Mr. Tiger Goes Wild is a delightful book that could springboard discussions with children about things like community, expressing one’s identity, and how individuals influence change. The text is easy to read with typically just a line or two on each page, so as not to overwhelm young or struggling readers. Instead, rich details of the story are expressed within thoughtful illustrations. For example, all of the characters’ eyes are closed and faces expressionless (except for the children’s) until Mr. Tiger takes a risk and challenges the status quo, which sparks their sense of wonder and elicits a variety of feelings. Plus, energy moves across the page almost exclusively left to right except for a few instances in which Mr. Wild becomes wilder and wilder and then finally when his community begins to change, too, a subtle shift that helps to make Mr. Tiger’s brave story come alive for readers.

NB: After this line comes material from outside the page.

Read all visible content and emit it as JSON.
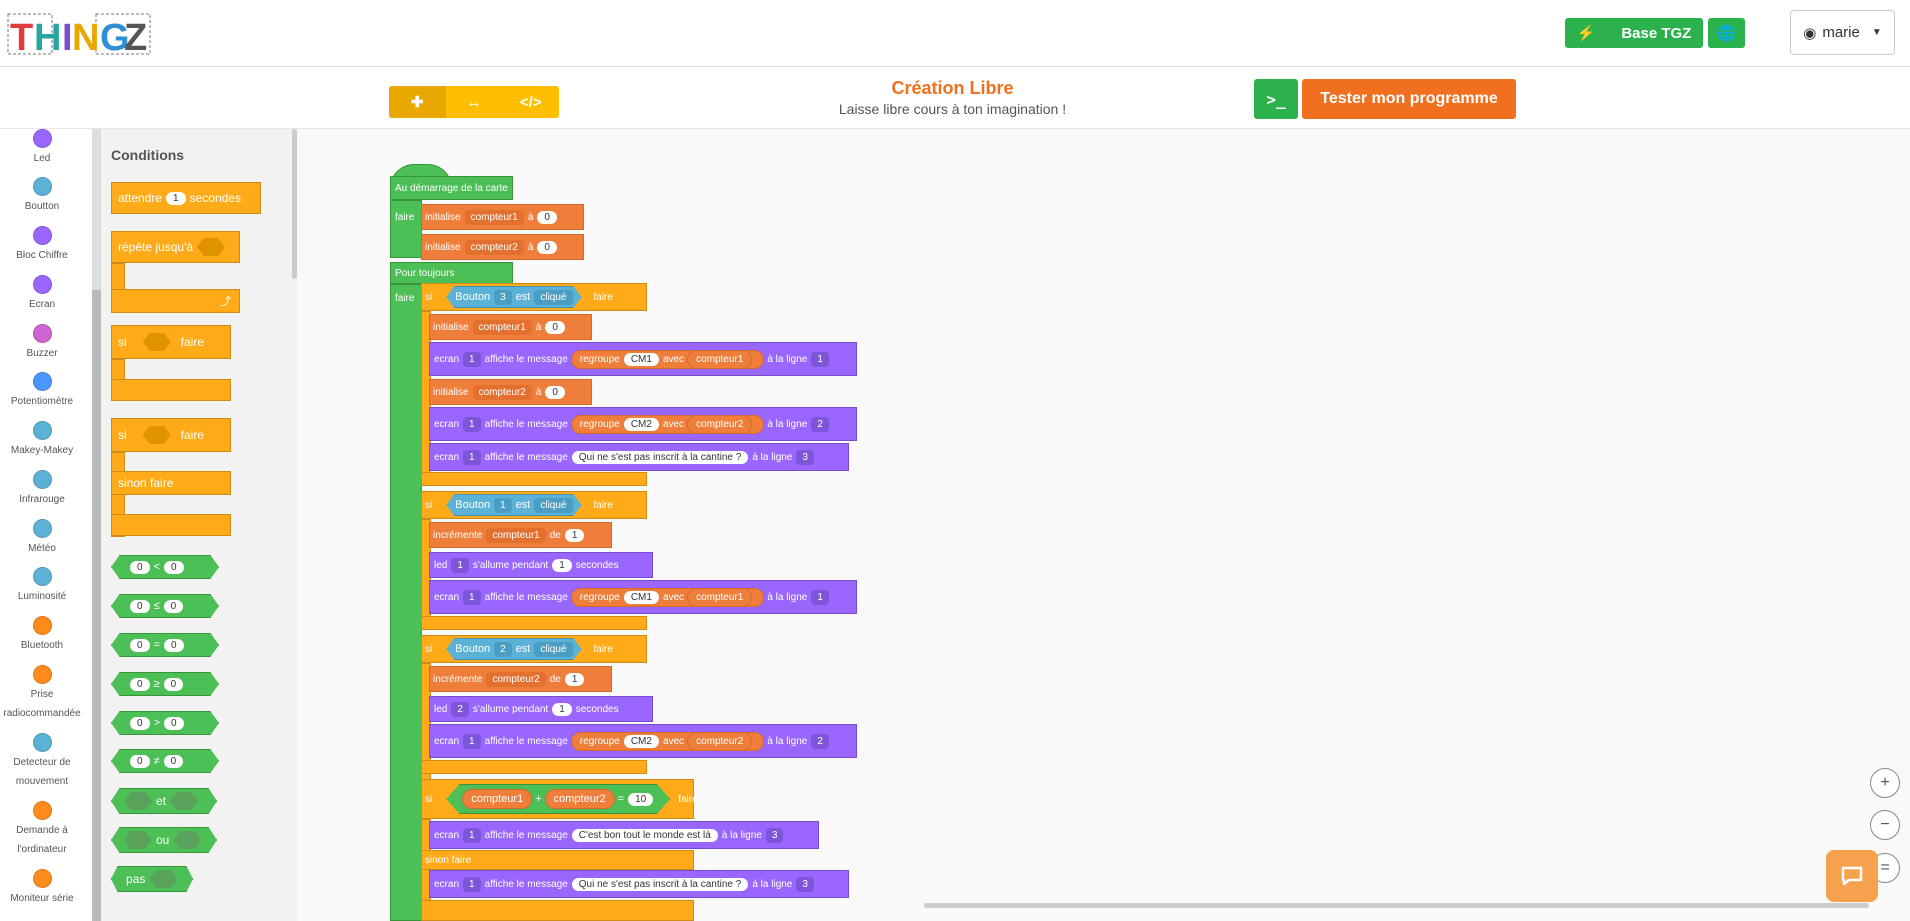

Posted : Mar 30, 2016 03:20

Andrew Bauld

In agreement with all the other commenters. What a wonderful book! I loved the subtlety of the illustrations. From the very beginning there is such an interesting shift from Mr. Tiger's initial expression of seeming disgust at all the sameness and order of the world around him, to the change of sadness as he looks out his building window. I also thought there was some really interesting juxtaposition between city life and the jungle, especially through Mr. Tiger's physical size. While in the city he is dwarfed by some of the bigger creatures and the tall buildings, there is a sense of loneliness and isolation, a feeling of being lost. But in the jungle, which is equally imposing in size, Mr. Tiger appears set to be part of a much bigger world, and the scope here gives the impression of adventure and exploration. I also just love animals dressed in Victorian garb.

Posted : Mar 29, 2016 09:15

Tom Grasso

Like the other people who have commented in this thread, I really loved reading this book for many of the same reasons: its universal theme, the contrast in colors (the artwork in general), the author's repositioning and resizing of text, the pace of the book, and how many different ways the book could be used in a classroom setting. I also appreciated the narrative arc of the story, which reminded me of Where the Wild Things Are, i.e., a character going outside of itself and then returning home. In terms of the overall design of the book, I really liked the way that Peter Brown varied the amount of text and art on some sets of pages. Some spreads were filled almost entirely with art having a lot of details, while others had a lot more white space and simpler illustrations, such as the page that consisted of Mr. Tiger jumping off the page, saying, "What a magnificent idea!" I think my favorite pages were the two on which Mr. Tiger comes up with his "very wild idea." The staircase effect of both the illustrations and the text made me feel as though I were descending into the wilderness with Mr. Tiger.